A Brazzaville, les rares mouvements de foule et de protestation sont toujours venus d’un côté, le Sud ! Le Nord n’a jamais bougé. Pas plus qu’il  y a d’actions collectives ou synchronisées. Il faut oser le dire, beaucoup de leaders peinent à mobiliser et à faire descendre leurs militants dans les rues. A ce jour,  les grandes mobilisations sont organisées dans la diaspora.

Or pour faire tomber  Sassou, ou du moins le chemin qui mène au « Palais du Peuple », est à Brazzaville. La France, les USA sont restées perplexes face cette opposition incapable de tenir tête au tyran, malgré tous leurs soutiens.

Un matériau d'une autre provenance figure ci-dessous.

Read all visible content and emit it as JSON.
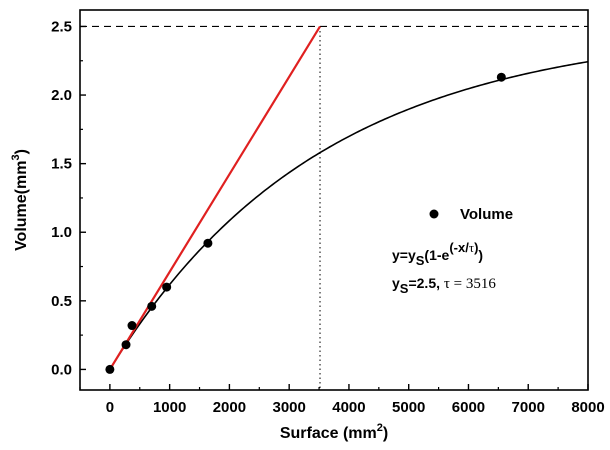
{
  "chart_data": {
    "type": "scatter",
    "xlabel": "Surface (mm",
    "xlabel_sup": "2",
    "xlabel_end": ")",
    "ylabel": "Volume(mm",
    "ylabel_sup": "3",
    "ylabel_end": ")",
    "xlim": [
      -500,
      8000
    ],
    "ylim": [
      -0.15,
      2.62
    ],
    "x_ticks": [
      0,
      1000,
      2000,
      3000,
      4000,
      5000,
      6000,
      7000,
      8000
    ],
    "y_ticks": [
      0.0,
      0.5,
      1.0,
      1.5,
      2.0,
      2.5
    ],
    "x_tick_labels": [
      "0",
      "1000",
      "2000",
      "3000",
      "4000",
      "5000",
      "6000",
      "7000",
      "8000"
    ],
    "y_tick_labels": [
      "0.0",
      "0.5",
      "1.0",
      "1.5",
      "2.0",
      "2.5"
    ],
    "grid": false,
    "legend_position": "right",
    "series": [
      {
        "name": "Volume",
        "style": "markers",
        "color": "#000000",
        "points": [
          {
            "x": 0,
            "y": 0.0
          },
          {
            "x": 270,
            "y": 0.18
          },
          {
            "x": 370,
            "y": 0.32
          },
          {
            "x": 700,
            "y": 0.46
          },
          {
            "x": 950,
            "y": 0.6
          },
          {
            "x": 1640,
            "y": 0.92
          },
          {
            "x": 6550,
            "y": 2.13
          }
        ]
      }
    ],
    "fit": {
      "equation": "y = ys(1 - e^(-x/τ))",
      "ys": 2.5,
      "tau": 3516,
      "color": "#000000"
    },
    "tangent": {
      "from": {
        "x": 0,
        "y": 0.0
      },
      "to": {
        "x": 3516,
        "y": 2.5
      },
      "color": "#e02020"
    },
    "reference_lines": {
      "horizontal_y": 2.5,
      "vertical_x": 3516
    },
    "legend": {
      "label": "Volume",
      "eq_line1": {
        "a": "y=y",
        "sub": "S",
        "b": "(1-e",
        "sup": "(-x/",
        "tau": "τ",
        "sup_end": ")",
        "c": ")"
      },
      "eq_line2": {
        "a": "y",
        "sub": "S",
        "b": "=2.5, ",
        "tau_expr": "τ = 3516"
      }
    }
  }
}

Alors qu’en politique, les muets ne comptent pas. Le vide non plus.

Lorsqu’on entend le général Mokoko se plaindre « d’être lâché par la France », il y  a à craindre.  Au cours de la seule année 2016, il y aura eu l’alternance dans trois pays : le Burkina, le Bénin et la Centrafrique. Au prix  de leurs propres efforts. Et en dépit de la volonté de l’ancienne métropole de vouloir y installer ses hommes de paille. On devrait se demander, pourquoi le Congo est en marge de cette noble évolution. Le tyran n’a pas été plus fort, il ajuste repris la main face à l’incapacité de son opposition de s’imposer. Et face  surtout à ses multiples volte-face. Quand il faut y aller, il ne faut jamais hésiter.

Aujourd’hui, cette opposition  devrait  faire son bilan. Et  dire aux Congolais, pourquoi, pourquoi elle a échoué ? L’IDC-FROCAD doit faire son autocritique.  C’est trop facile de tout mettre sur  le compte de Sassou. Il ne faut jamais oublier qu’il boxe dans l’autre équipe et dans la catégorie de  tous ces dictateurs qui ont décidé de boycotter l’alternance.